The Segment Anything Model (SAM) has advanced interactive segmentation but is limited by the high computational cost on high-resolution images. This requires downsampling to meet GPU constraints, sacrificing the fine-grained details needed for high-precision interactive segmentation. To address SAM's limitations, we focus on visual length extrapolation and propose a lightweight model named HRSAM. The extrapolation enables HRSAM trained on low resolutions to generalize to high resolutions. We begin by finding the link between the extrapolation and attention scores, which leads us to base HRSAM on Swin attention. We then introduce the Flexible Local Attention (FLA) framework, using CUDA-optimized Efficient Memory Attention to accelerate HRSAM. Within FLA, we implement Flash Swin attention, achieving over a 35% speedup compared to traditional Swin attention, and propose a KV-only padding mechanism to enhance extrapolation. We also develop the Cycle-scan module that uses State Space models to efficiently expand HRSAM's receptive field. We further develop the HRSAM++ within FLA by adding an anchor map, providing multi-scale data augmentation for the extrapolation and a larger receptive field at slight computational cost. Experiments show that, under standard training, HRSAMs surpass the previous SOTA with only 38% of the latency. With SAM-distillation, the extrapolation enables HRSAMs to outperform the teacher model at lower latency. Further finetuning achieves performance significantly exceeding the previous SOTA.

Figures (13)

• Figure 1: Analysis of visual length extrapolation over Global-attn and Swin-attn ViTs. (a) illustrates the mean IoU at each interaction step under the standard testing protocol of interactive segmentation on HQSeg-44K for both ViTs, with input resolutions of $1024^2$ and $2048^2$. (b) shows the inference latency per image for both ViTs at different input resolutions. (c) presents a box plot of the top-1 attention scores (post-softmax) for each image token across all attention computations in both ViTs, with the top $10\%$ values removed for visual clarity and red labels indicating the 0.25 and 0.75 quantiles. Global-attn ViT shows a more pronounced reduction in these scores at higher resolutions.

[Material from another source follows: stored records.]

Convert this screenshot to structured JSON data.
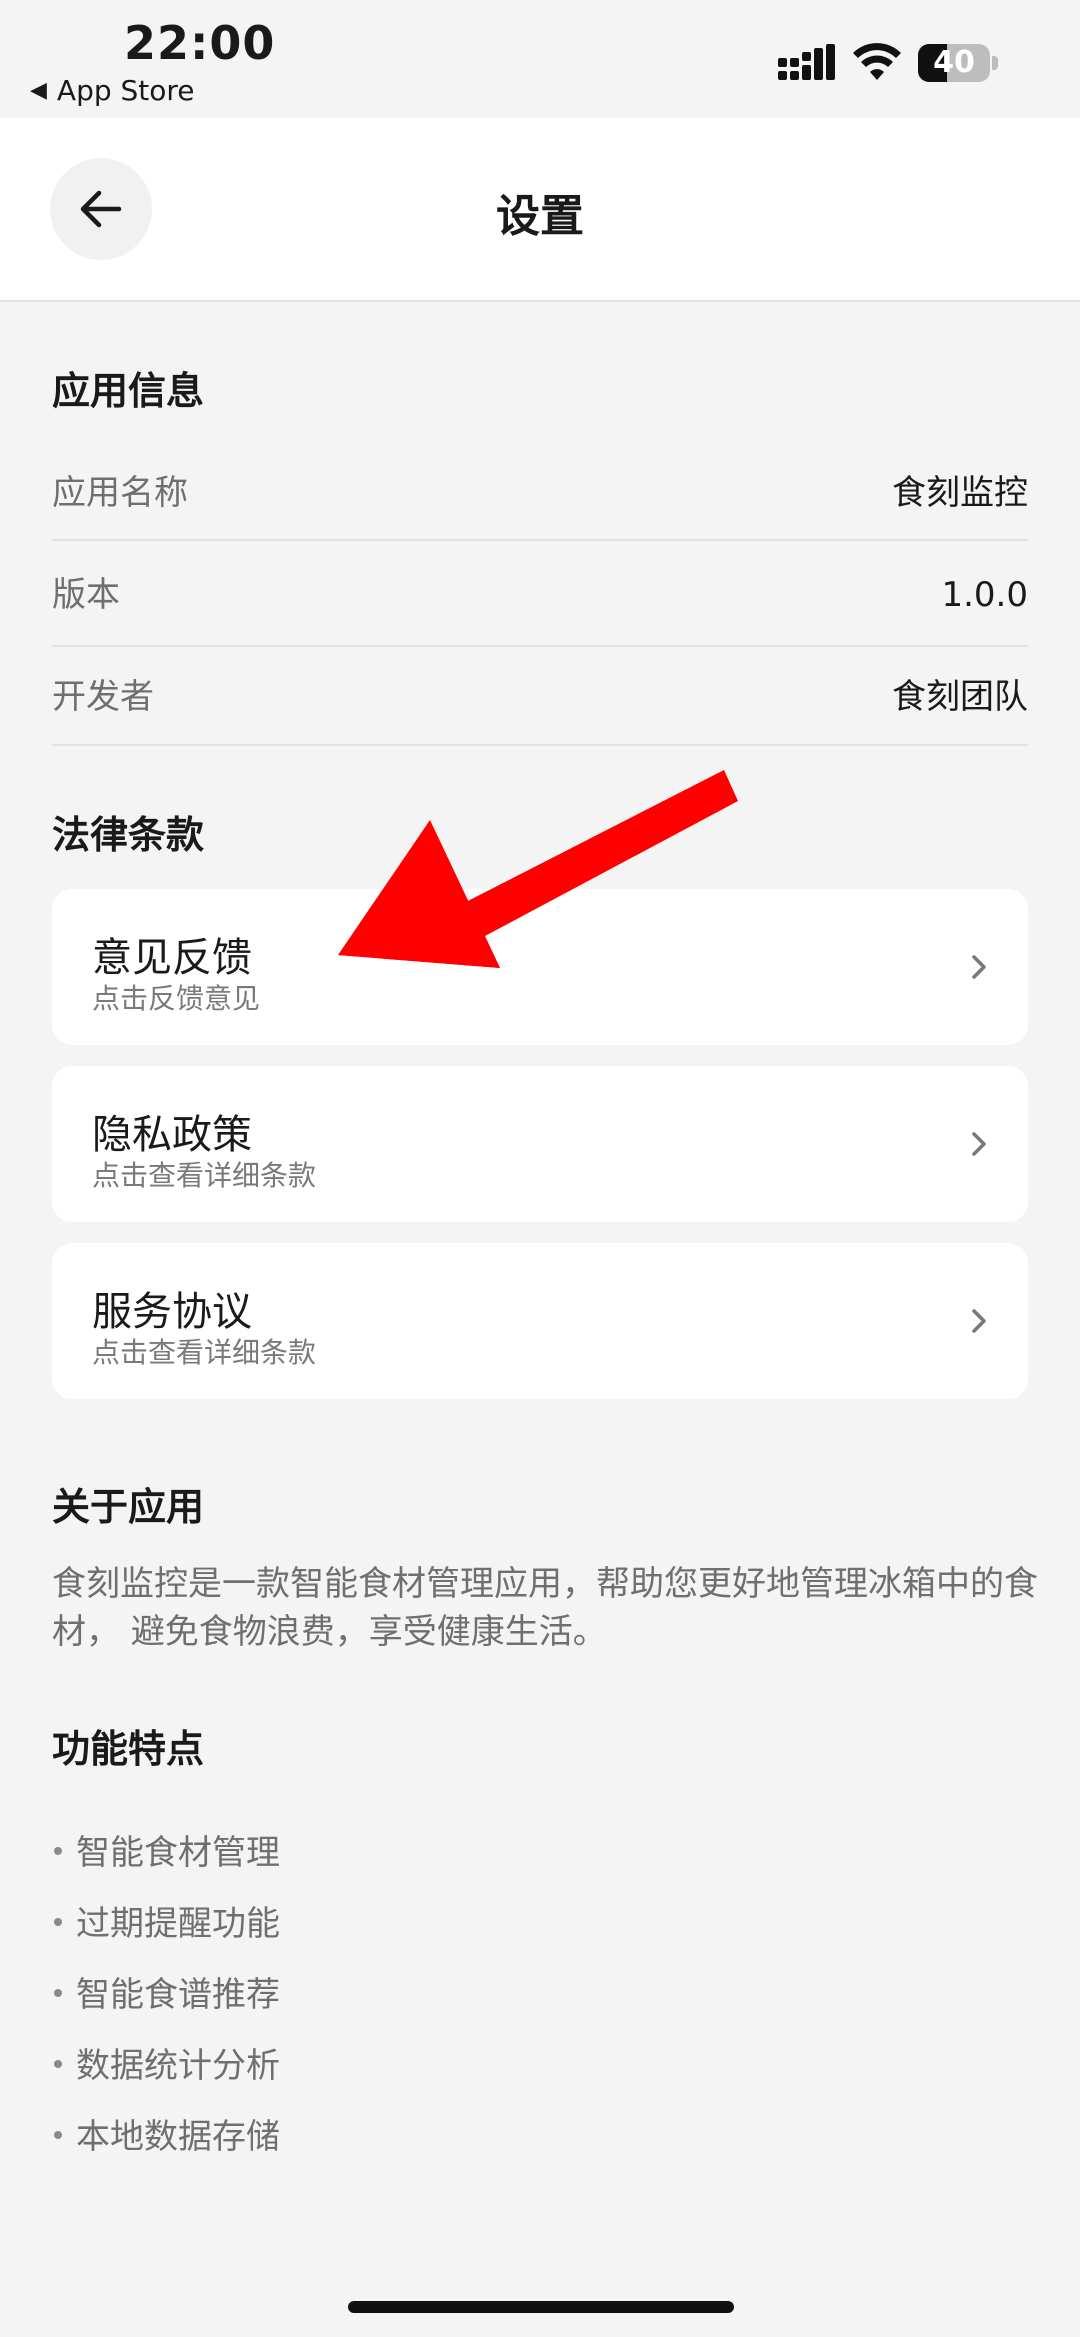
{
  "status_bar": {
    "time": "22:00",
    "back_app_label": "App Store",
    "battery_level": "40"
  },
  "header": {
    "title": "设置"
  },
  "app_info": {
    "section_title": "应用信息",
    "rows": [
      {
        "label": "应用名称",
        "value": "食刻监控"
      },
      {
        "label": "版本",
        "value": "1.0.0"
      },
      {
        "label": "开发者",
        "value": "食刻团队"
      }
    ]
  },
  "legal": {
    "section_title": "法律条款",
    "items": [
      {
        "title": "意见反馈",
        "subtitle": "点击反馈意见"
      },
      {
        "title": "隐私政策",
        "subtitle": "点击查看详细条款"
      },
      {
        "title": "服务协议",
        "subtitle": "点击查看详细条款"
      }
    ]
  },
  "about": {
    "section_title": "关于应用",
    "text": "食刻监控是一款智能食材管理应用，帮助您更好地管理冰箱中的食材， 避免食物浪费，享受健康生活。"
  },
  "features": {
    "section_title": "功能特点",
    "items": [
      "智能食材管理",
      "过期提醒功能",
      "智能食谱推荐",
      "数据统计分析",
      "本地数据存储"
    ]
  },
  "colors": {
    "background": "#f4f4f4",
    "card": "#ffffff",
    "annotation_arrow": "#ff0000"
  }
}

• Figure 2: Overview of our proposed HRSAM. HRSAM contains four stages, each with three Flash Swin modules and one Cycle-scan module. Alternating Flash Swin modules apply shifts of 0 and 8 tokens. Each Flash Swin is implemented within the FLA framework, incorporating token reordering (via index mapping) and local attention computation accelerated by EMA. Outputs from all stages are fused through summation and refined via a convolutional block to create final image embeddings fed into the SAM decoder.

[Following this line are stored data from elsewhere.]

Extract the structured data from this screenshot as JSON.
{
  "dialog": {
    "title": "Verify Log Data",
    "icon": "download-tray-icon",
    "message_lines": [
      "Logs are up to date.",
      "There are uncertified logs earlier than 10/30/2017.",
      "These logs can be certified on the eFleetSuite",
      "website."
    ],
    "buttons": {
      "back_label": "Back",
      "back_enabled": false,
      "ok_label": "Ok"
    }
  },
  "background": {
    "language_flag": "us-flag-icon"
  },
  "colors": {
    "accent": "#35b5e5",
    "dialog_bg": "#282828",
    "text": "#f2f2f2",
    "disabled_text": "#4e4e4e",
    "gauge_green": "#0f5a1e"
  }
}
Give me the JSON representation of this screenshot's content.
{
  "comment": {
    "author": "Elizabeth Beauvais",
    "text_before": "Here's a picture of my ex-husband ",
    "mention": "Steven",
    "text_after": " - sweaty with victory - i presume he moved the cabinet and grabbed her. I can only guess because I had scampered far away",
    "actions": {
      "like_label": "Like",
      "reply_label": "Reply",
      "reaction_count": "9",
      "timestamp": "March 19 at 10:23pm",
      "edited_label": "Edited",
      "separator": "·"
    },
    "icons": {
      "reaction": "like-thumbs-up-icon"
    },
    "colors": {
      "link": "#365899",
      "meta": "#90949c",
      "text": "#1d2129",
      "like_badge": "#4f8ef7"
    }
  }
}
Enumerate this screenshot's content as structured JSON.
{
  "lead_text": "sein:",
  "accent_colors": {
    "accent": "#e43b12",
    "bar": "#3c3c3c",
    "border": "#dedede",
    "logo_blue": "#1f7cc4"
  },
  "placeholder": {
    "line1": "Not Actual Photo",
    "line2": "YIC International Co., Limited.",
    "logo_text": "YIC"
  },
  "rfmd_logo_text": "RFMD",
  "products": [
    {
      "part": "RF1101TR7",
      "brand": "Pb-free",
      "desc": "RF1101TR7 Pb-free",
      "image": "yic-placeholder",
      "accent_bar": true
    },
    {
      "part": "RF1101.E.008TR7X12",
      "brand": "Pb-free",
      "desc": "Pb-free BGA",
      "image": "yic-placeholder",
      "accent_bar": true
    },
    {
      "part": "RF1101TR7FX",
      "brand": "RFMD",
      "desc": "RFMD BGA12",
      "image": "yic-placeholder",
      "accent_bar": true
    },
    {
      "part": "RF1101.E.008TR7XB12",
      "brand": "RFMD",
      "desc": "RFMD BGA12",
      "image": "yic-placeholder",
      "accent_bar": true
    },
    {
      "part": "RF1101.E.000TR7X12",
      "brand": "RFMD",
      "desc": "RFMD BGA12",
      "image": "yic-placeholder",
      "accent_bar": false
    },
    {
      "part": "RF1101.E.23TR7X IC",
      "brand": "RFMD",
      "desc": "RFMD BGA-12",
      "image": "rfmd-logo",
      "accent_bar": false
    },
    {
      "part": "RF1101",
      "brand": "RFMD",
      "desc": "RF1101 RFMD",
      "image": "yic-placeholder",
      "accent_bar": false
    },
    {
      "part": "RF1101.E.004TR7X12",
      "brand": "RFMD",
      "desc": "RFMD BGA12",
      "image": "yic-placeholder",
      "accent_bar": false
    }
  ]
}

• Figure 3: Illustration of EMA's block-diagonal attention xformers_ops. Subsequences of different lengths are shown in blue, yellow and green, with each sequence's attention computation indicated in gray. The black regions represent skipped areas in EMA's computation, optimizing parallelism and reducing memory usage.
• Figure 4: Illustration of Flash Swin's index mapping for a simple case. The top part shows the shift operation from a 2D perspective, while the bottom part depicts the actual index mapping.
• Figure 5: Latency (ms) of various Swin attention implementations. The evaluation is conducted with $h = 64$, $w = 64$ and $C = 768$.